De poco servían las marchas a favor de la paz lideradas por la ciudadanía. Tampoco ayudaban las de iniciativa oficial, como aquella que, en 1983, coordinó el presidente Belisario Betancur y que contó con la presencia de sus ministros de Gobierno, Justicia y Educación, así como del comisionado de paz.

En el municipio, que para entonces tenía 30 mil habitantes, se hablaba de 30 muertos cada fin de semana a manos de los paramilitares y de una población de 10 secuestrados, por los cuales la guerrilla pedía hasta 12 millones de pesos. Al final de la guerra, el Partido Comunista pasó de tener 1.382 líderes en el municipio, durante 1982, a desaparecer completamente del mapa político dos años después.
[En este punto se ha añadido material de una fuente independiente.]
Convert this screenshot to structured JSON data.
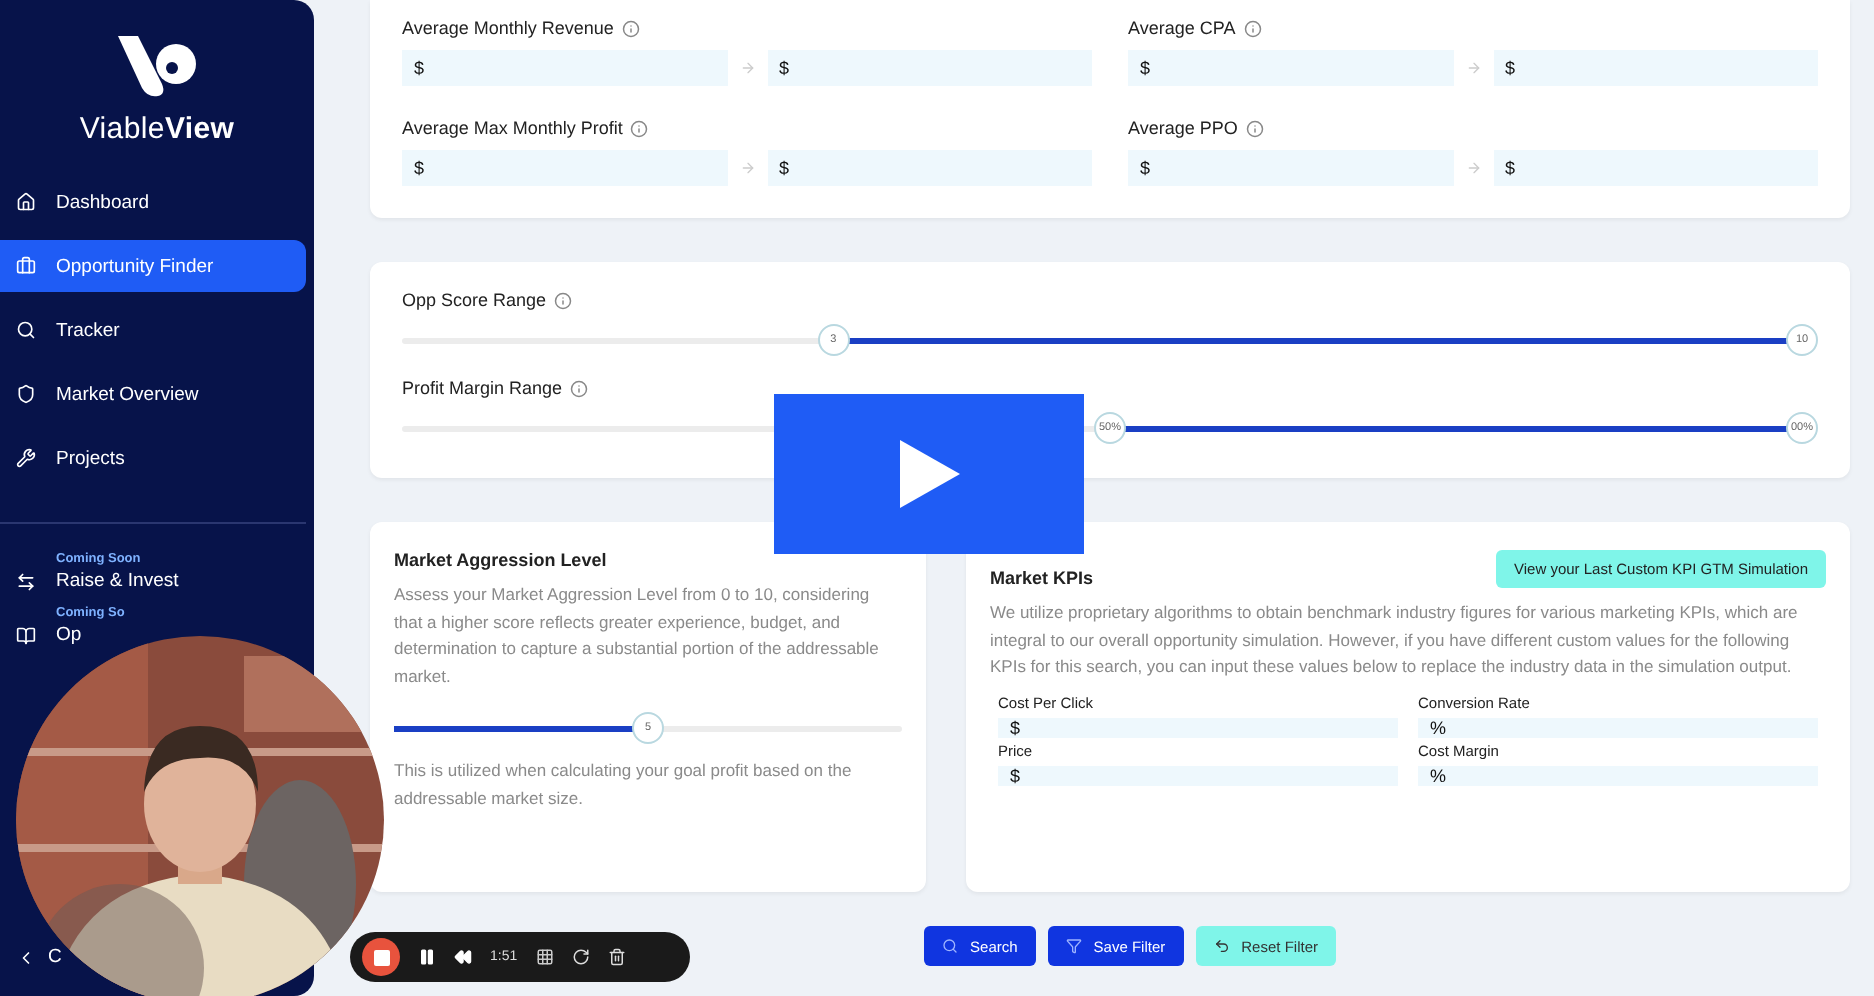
{
  "sidebar": {
    "logo_light": "Viable",
    "logo_bold": "View",
    "items": [
      {
        "label": "Dashboard",
        "selected": false
      },
      {
        "label": "Opportunity Finder",
        "selected": true
      },
      {
        "label": "Tracker",
        "selected": false
      },
      {
        "label": "Market Overview",
        "selected": false
      },
      {
        "label": "Projects",
        "selected": false
      }
    ],
    "soon_items": [
      {
        "badge": "Coming Soon",
        "label": "Raise & Invest"
      },
      {
        "badge": "Coming So",
        "label": "Op"
      }
    ],
    "collapse": {
      "label": "C"
    }
  },
  "filters": [
    {
      "label": "Average Monthly Revenue",
      "prefix": "$"
    },
    {
      "label": "Average CPA",
      "prefix": "$"
    },
    {
      "label": "Average Max Monthly Profit",
      "prefix": "$"
    },
    {
      "label": "Average PPO",
      "prefix": "$"
    }
  ],
  "range_sliders": [
    {
      "label": "Opp Score Range",
      "thumbs": [
        {
          "label": "3",
          "level": 0.3
        },
        {
          "label": "10",
          "level": 1
        }
      ]
    },
    {
      "label": "Profit Margin Range",
      "thumbs": [
        {
          "label": "50%",
          "level": 0.5
        },
        {
          "label": "00%",
          "level": 1
        }
      ]
    }
  ],
  "aggression": {
    "title": "Market Aggression Level",
    "description": "Assess your Market Aggression Level from 0 to 10, considering that a higher score reflects greater experience, budget, and determination to capture a substantial portion of the addressable market.",
    "slider": {
      "label": "5",
      "level": 0.5
    },
    "note": "This is utilized when calculating your goal profit based on the addressable market size."
  },
  "kpis": {
    "title": "Market KPIs",
    "button": "View your Last Custom KPI GTM Simulation",
    "description": "We utilize proprietary algorithms to obtain benchmark industry figures for various marketing KPIs, which are integral to our overall opportunity simulation. However, if you have different custom values for the following KPIs for this search, you can input these values below to replace the industry data in the simulation output.",
    "fields": [
      {
        "label": "Cost Per Click",
        "prefix": "$"
      },
      {
        "label": "Conversion Rate",
        "prefix": "%"
      },
      {
        "label": "Price",
        "prefix": "$"
      },
      {
        "label": "Cost Margin",
        "prefix": "%"
      }
    ]
  },
  "actions": [
    {
      "label": "Search",
      "kind": "primary"
    },
    {
      "label": "Save Filter",
      "kind": "primary"
    },
    {
      "label": "Reset Filter",
      "kind": "secondary"
    }
  ],
  "recorder": {
    "time": "1:51"
  }
}
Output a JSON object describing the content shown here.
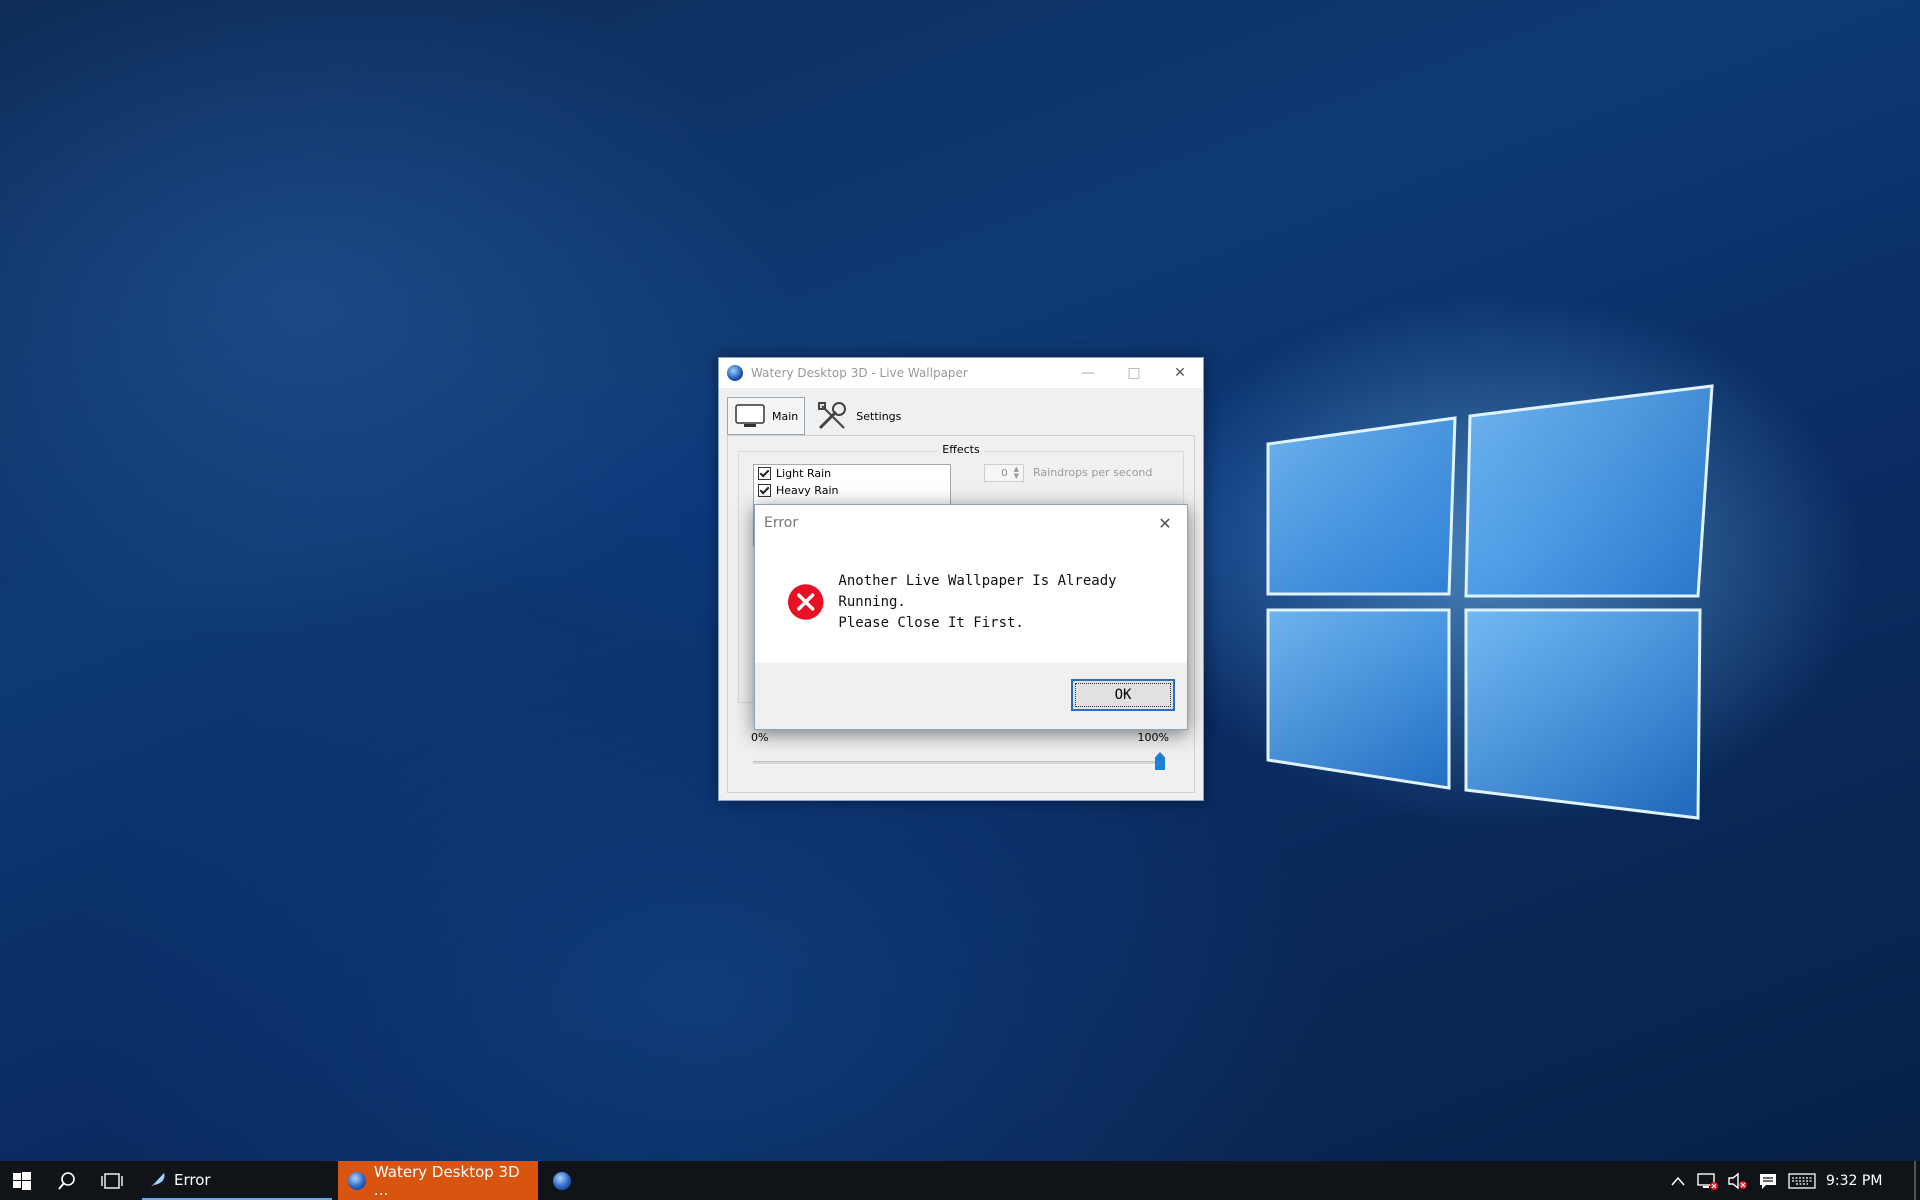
{
  "app_window": {
    "title": "Watery Desktop 3D - Live Wallpaper",
    "tabs": [
      {
        "label": "Main",
        "icon": "monitor-icon",
        "active": true
      },
      {
        "label": "Settings",
        "icon": "tools-icon",
        "active": false
      }
    ],
    "effects": {
      "title": "Effects",
      "items": [
        {
          "label": "Light Rain",
          "checked": true
        },
        {
          "label": "Heavy Rain",
          "checked": true
        }
      ],
      "raindrops_value": "0",
      "raindrops_label": "Raindrops per second"
    },
    "slider": {
      "min_label": "0%",
      "max_label": "100%",
      "value_percent": 100
    }
  },
  "error_dialog": {
    "title": "Error",
    "message_line1": "Another Live Wallpaper Is Already Running.",
    "message_line2": "Please Close It First.",
    "ok_label": "OK",
    "icon": "error-icon",
    "icon_color": "#e81123"
  },
  "taskbar": {
    "items": [
      {
        "label": "Error",
        "icon": "feather-icon"
      },
      {
        "label": "Watery Desktop 3D ...",
        "icon": "globe-icon",
        "active": true
      }
    ],
    "clock": "9:32 PM",
    "active_color": "#d8540f"
  }
}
En ese ambiente se fue gestando el poder de Báez, el ex comandante de autodefensas de voz ronca y sindicado de narcotráfico que logró el reconocimiento de desmovilizado durante la primera administración del presidente Álvaro Uribe. El mismo que, meses después de la reunión con Gil, presidió una manifestación pública en Barrancabermeja para pedirle a la gente que votara al Senado por Carlos Clavijo, candidato del partido del ministro Óscar Iván Zuluaga y la senadora Adriana Gutiérrez, quienes se formaron políticamente en el Magdalena Medio. El mismo que aceptó haberse reunido, en su condición de jefe de autodefensas, con varios candidatos políticos para hablar sobre apoyos electorales. Y el mismo a quien el país vio por televisión ingresar hace tres años al Congreso a decir que Colombia está en deuda con las AUC por su gran aporte a la preservación de la democracia.